15.11.2017 | Campaign
At the time of writing, the Friends of Finsbury Park are waiting for a judgement on their appeal to the High Court, which has major implications for the protection of public parks. Last year they brought judicial review proceedings against the Council about the continued over-use of the park for private and commercial events, which involved fencing off large parts of the park from the public and damage to the park’s infrastructure. Supported by the Open Spaces Society, the Friends case was be heard on 2 November 2017 and a judgement is expected within a month. The case focuses on the number of days in a given year that a park can be rented out and the size of events in London. There is a good article on the case by Richard Morrison in The Times: https://www.thetimes.co.uk/article/richard-morrison-a-park-should-be-an-oasis-of-peace-not-the-site-of-a-rock-festival-7qfklpp62
In London, there is an area-restriction of a tenth of the park being closed off (Ministry of Housing and Local Government Provisional Order Confirmation (Greater London Parks and Open Spaces Act 1967, Article 7), while in London and the rest of the country, section 44 of the Public Health Acts Amended Act 1890 limits the time that a park can be closed to no more than 12 days in a year or 6 consecutive days on any one occasion. The promoters of the Wireless Festival in Finsbury Park, and Haringey Council are arguing that s.145 of the Local Government Act 1972 allows a local authority to ignore the 1967 Act and the 1890 Act, and it is this which the Friends and the Open Spaces are challenging.

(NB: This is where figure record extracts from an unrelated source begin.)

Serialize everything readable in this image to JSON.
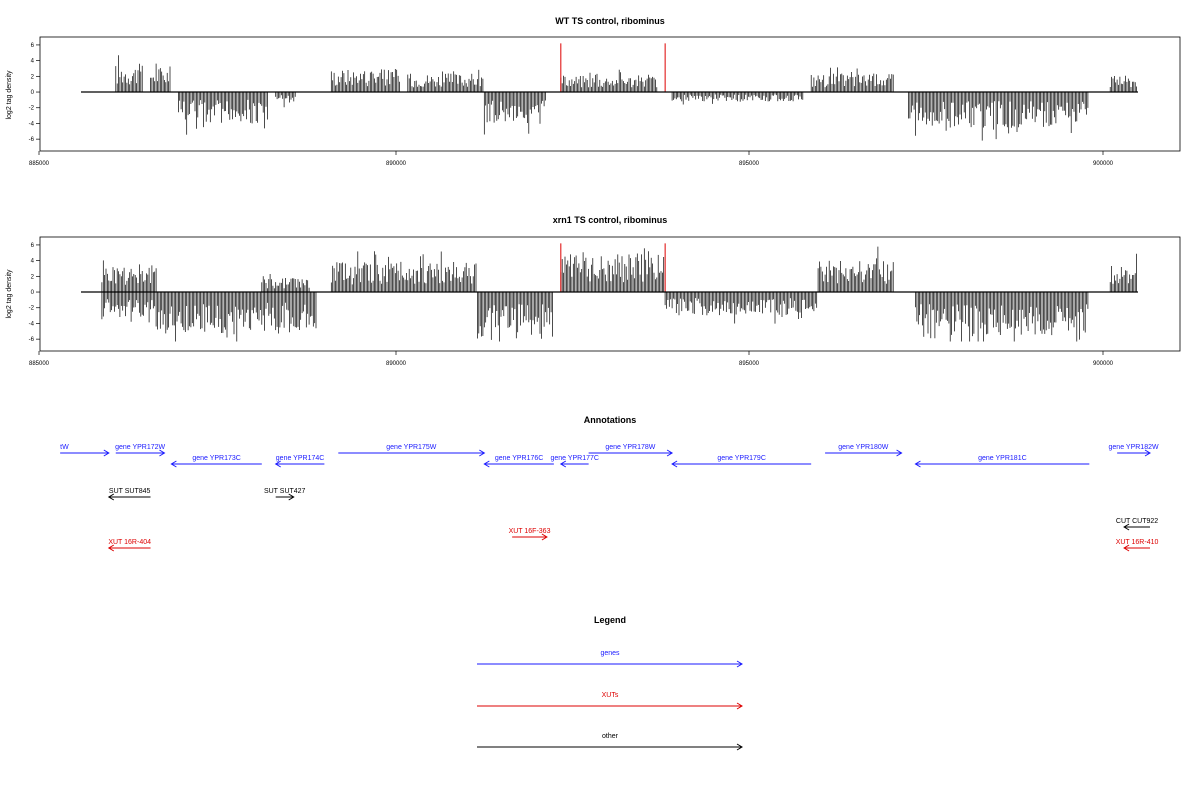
{
  "chart_data": [
    {
      "type": "bar",
      "title": "WT TS control, ribominus",
      "xlabel": "",
      "ylabel": "log2 tag density",
      "xlim": [
        885000,
        901100
      ],
      "ylim": [
        -7,
        6.5
      ],
      "x_ticks": [
        "885000",
        "890000",
        "895000",
        "900000"
      ],
      "y_ticks": [
        "6",
        "4",
        "2",
        "0",
        "-2",
        "-4",
        "-6"
      ],
      "marker_lines": [
        892200,
        893700
      ],
      "marker_color": "#dd0000",
      "segments": [
        {
          "start": 885800,
          "end": 886200,
          "sign": 1,
          "amp": 3.0
        },
        {
          "start": 886300,
          "end": 886600,
          "sign": 1,
          "amp": 2.8
        },
        {
          "start": 886700,
          "end": 888000,
          "sign": -1,
          "amp": 3.3
        },
        {
          "start": 888100,
          "end": 888400,
          "sign": -1,
          "amp": 1.3
        },
        {
          "start": 888900,
          "end": 889900,
          "sign": 1,
          "amp": 2.5
        },
        {
          "start": 890000,
          "end": 891100,
          "sign": 1,
          "amp": 2.0
        },
        {
          "start": 891100,
          "end": 892000,
          "sign": -1,
          "amp": 3.3
        },
        {
          "start": 892200,
          "end": 893600,
          "sign": 1,
          "amp": 1.8
        },
        {
          "start": 893800,
          "end": 895700,
          "sign": -1,
          "amp": 1.0
        },
        {
          "start": 895800,
          "end": 897000,
          "sign": 1,
          "amp": 2.0
        },
        {
          "start": 897200,
          "end": 899800,
          "sign": -1,
          "amp": 3.8
        },
        {
          "start": 900100,
          "end": 900500,
          "sign": 1,
          "amp": 1.8
        }
      ]
    },
    {
      "type": "bar",
      "title": "xrn1 TS control, ribominus",
      "xlabel": "",
      "ylabel": "log2 tag density",
      "xlim": [
        885000,
        901100
      ],
      "ylim": [
        -7,
        6.5
      ],
      "x_ticks": [
        "885000",
        "890000",
        "895000",
        "900000"
      ],
      "y_ticks": [
        "6",
        "4",
        "2",
        "0",
        "-2",
        "-4",
        "-6"
      ],
      "marker_lines": [
        892200,
        893700
      ],
      "marker_color": "#dd0000",
      "segments": [
        {
          "start": 885600,
          "end": 886400,
          "sign": 1,
          "amp": 3.0
        },
        {
          "start": 885600,
          "end": 886400,
          "sign": -1,
          "amp": 3.0
        },
        {
          "start": 886400,
          "end": 888700,
          "sign": -1,
          "amp": 4.5
        },
        {
          "start": 887900,
          "end": 888600,
          "sign": 1,
          "amp": 1.5
        },
        {
          "start": 888900,
          "end": 891000,
          "sign": 1,
          "amp": 3.2
        },
        {
          "start": 891000,
          "end": 892100,
          "sign": -1,
          "amp": 5.0
        },
        {
          "start": 892200,
          "end": 893700,
          "sign": 1,
          "amp": 4.0
        },
        {
          "start": 893700,
          "end": 895900,
          "sign": -1,
          "amp": 2.5
        },
        {
          "start": 895900,
          "end": 897000,
          "sign": 1,
          "amp": 3.5
        },
        {
          "start": 897300,
          "end": 899800,
          "sign": -1,
          "amp": 5.0
        },
        {
          "start": 900100,
          "end": 900500,
          "sign": 1,
          "amp": 3.0
        }
      ]
    }
  ],
  "annotations": {
    "title": "Annotations",
    "features": [
      {
        "label": "tW",
        "start": 885000,
        "end": 885700,
        "strand": "+",
        "kind": "gene",
        "row": 0
      },
      {
        "label": "gene YPR172W",
        "start": 885800,
        "end": 886500,
        "strand": "+",
        "kind": "gene",
        "row": 0
      },
      {
        "label": "gene YPR173C",
        "start": 886600,
        "end": 887900,
        "strand": "-",
        "kind": "gene",
        "row": 1
      },
      {
        "label": "gene YPR174C",
        "start": 888100,
        "end": 888800,
        "strand": "-",
        "kind": "gene",
        "row": 1
      },
      {
        "label": "gene YPR175W",
        "start": 889000,
        "end": 891100,
        "strand": "+",
        "kind": "gene",
        "row": 0
      },
      {
        "label": "gene YPR176C",
        "start": 891100,
        "end": 892100,
        "strand": "-",
        "kind": "gene",
        "row": 1
      },
      {
        "label": "gene YPR177C",
        "start": 892200,
        "end": 892600,
        "strand": "-",
        "kind": "gene",
        "row": 1
      },
      {
        "label": "gene YPR178W",
        "start": 892600,
        "end": 893800,
        "strand": "+",
        "kind": "gene",
        "row": 0
      },
      {
        "label": "gene YPR179C",
        "start": 893800,
        "end": 895800,
        "strand": "-",
        "kind": "gene",
        "row": 1
      },
      {
        "label": "gene YPR180W",
        "start": 896000,
        "end": 897100,
        "strand": "+",
        "kind": "gene",
        "row": 0
      },
      {
        "label": "gene YPR181C",
        "start": 897300,
        "end": 899800,
        "strand": "-",
        "kind": "gene",
        "row": 1
      },
      {
        "label": "gene YPR182W",
        "start": 900200,
        "end": 900800,
        "strand": "+",
        "kind": "gene",
        "row": 0
      },
      {
        "label": "SUT SUT845",
        "start": 885700,
        "end": 886300,
        "strand": "-",
        "kind": "other",
        "row": 2
      },
      {
        "label": "SUT SUT427",
        "start": 888100,
        "end": 888300,
        "strand": "+",
        "kind": "other",
        "row": 2
      },
      {
        "label": "CUT CUT922",
        "start": 900300,
        "end": 900700,
        "strand": "-",
        "kind": "other",
        "row": 3
      },
      {
        "label": "XUT 16F-363",
        "start": 891500,
        "end": 892000,
        "strand": "+",
        "kind": "xut",
        "row": 4
      },
      {
        "label": "XUT 16R-404",
        "start": 885700,
        "end": 886300,
        "strand": "-",
        "kind": "xut",
        "row": 5
      },
      {
        "label": "XUT 16R-410",
        "start": 900300,
        "end": 900700,
        "strand": "-",
        "kind": "xut",
        "row": 5
      }
    ]
  },
  "legend": {
    "title": "Legend",
    "items": [
      {
        "label": "genes",
        "kind": "gene"
      },
      {
        "label": "XUTs",
        "kind": "xut"
      },
      {
        "label": "other",
        "kind": "other"
      }
    ]
  },
  "colors": {
    "gene": "#1a1aff",
    "xut": "#dd0000",
    "other": "#000000",
    "bars": "#000000"
  }
}
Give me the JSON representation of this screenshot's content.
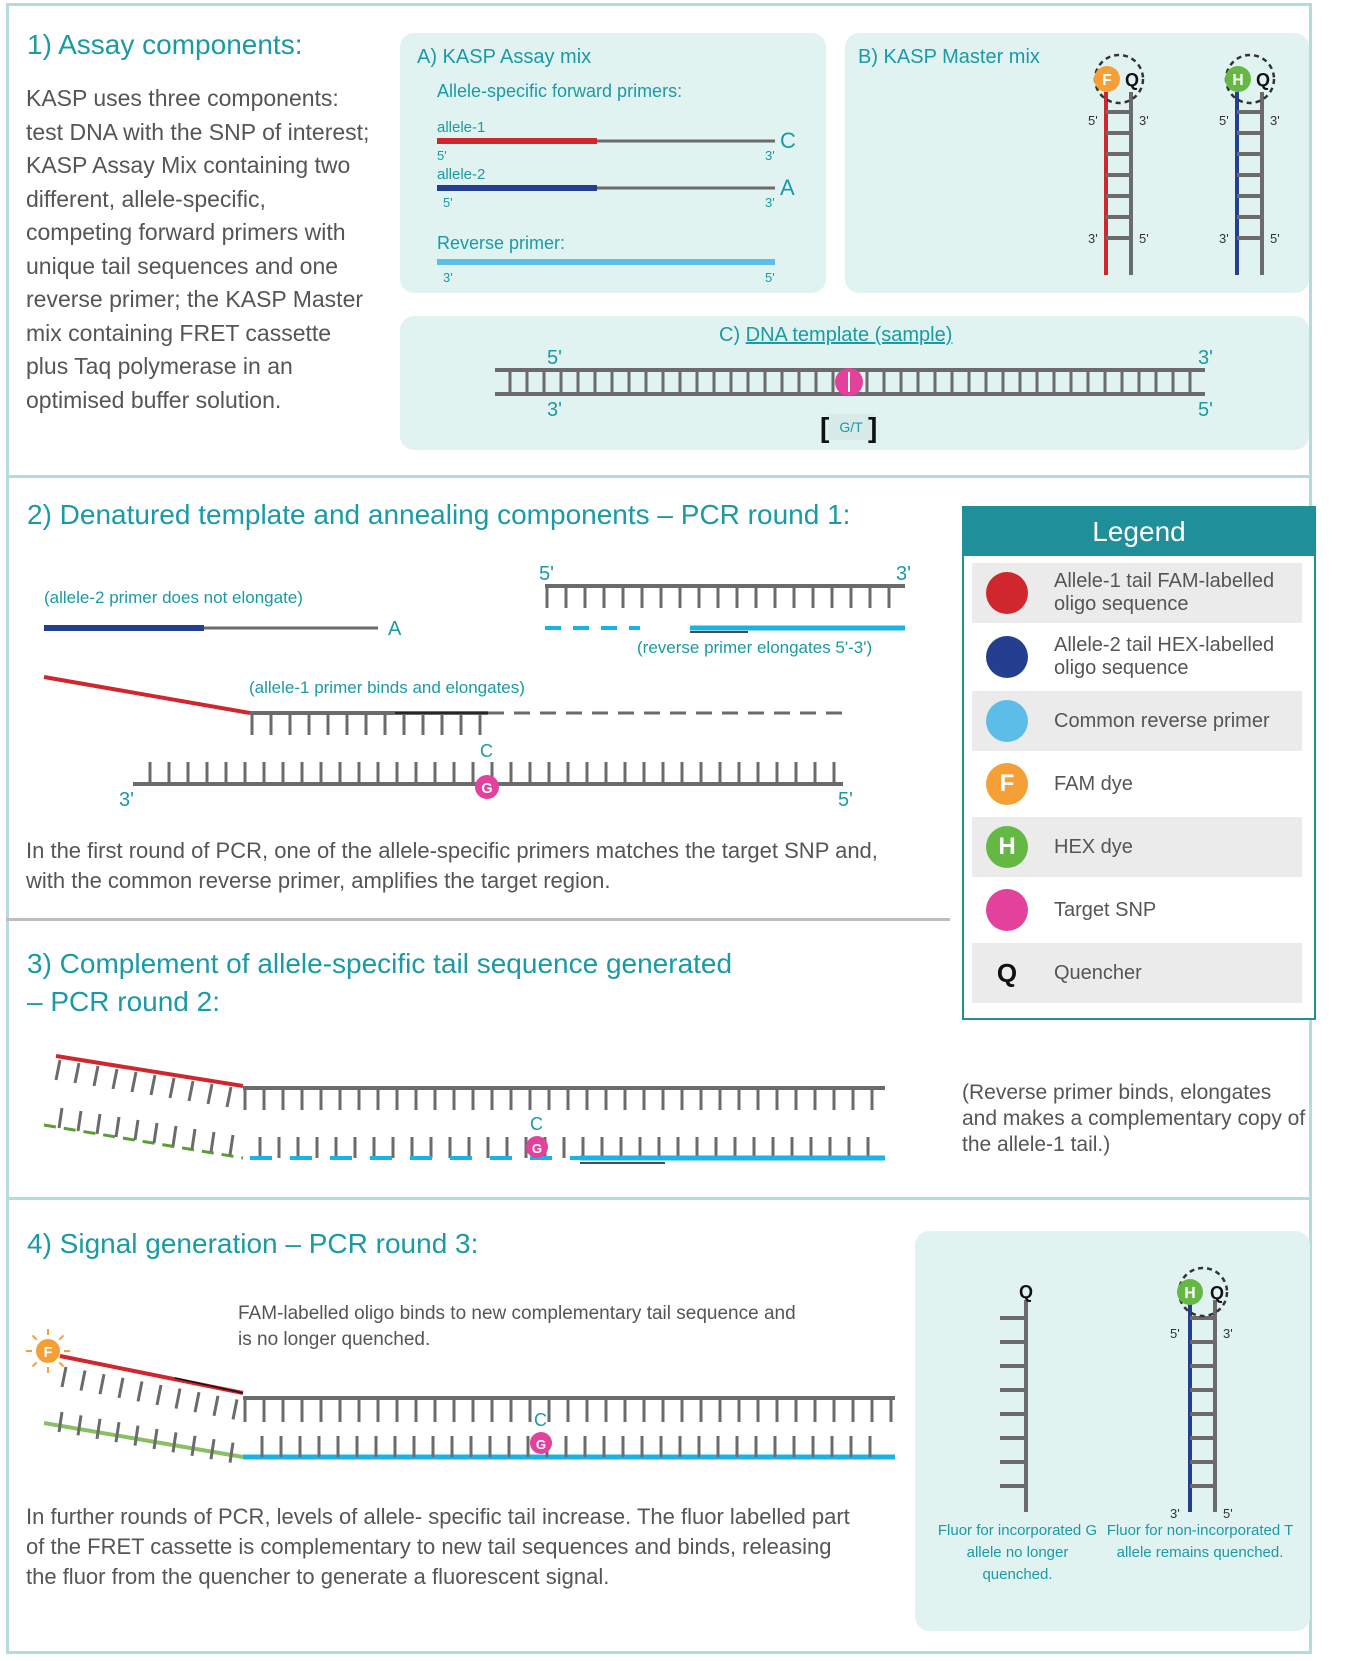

While dealing with specifically London legislation, the decision has potentially major implications across the whole of the UK, where the same pattern of over-use in premier urban parks is developing as a result of government-imposed budget cuts. Events have always been part and parcel of the functioning of a successful park, but this is different. First, the pressure to raise increased revenue is unprecedented; second, security arrangements are more intrusive than ever resulting in large areas being fenced off from public use, and third, modern logistics are more heavyweight than ever, with over-sized articulated transport which can damage and destroy and damage park roads, paths and trees. Many of our parks are now threatened with damaging intensification of events programmes and infrastructure, and not just hard-up municipal parks, but the Royal Parks and, as readers of the News will be aware, many National Trust sites.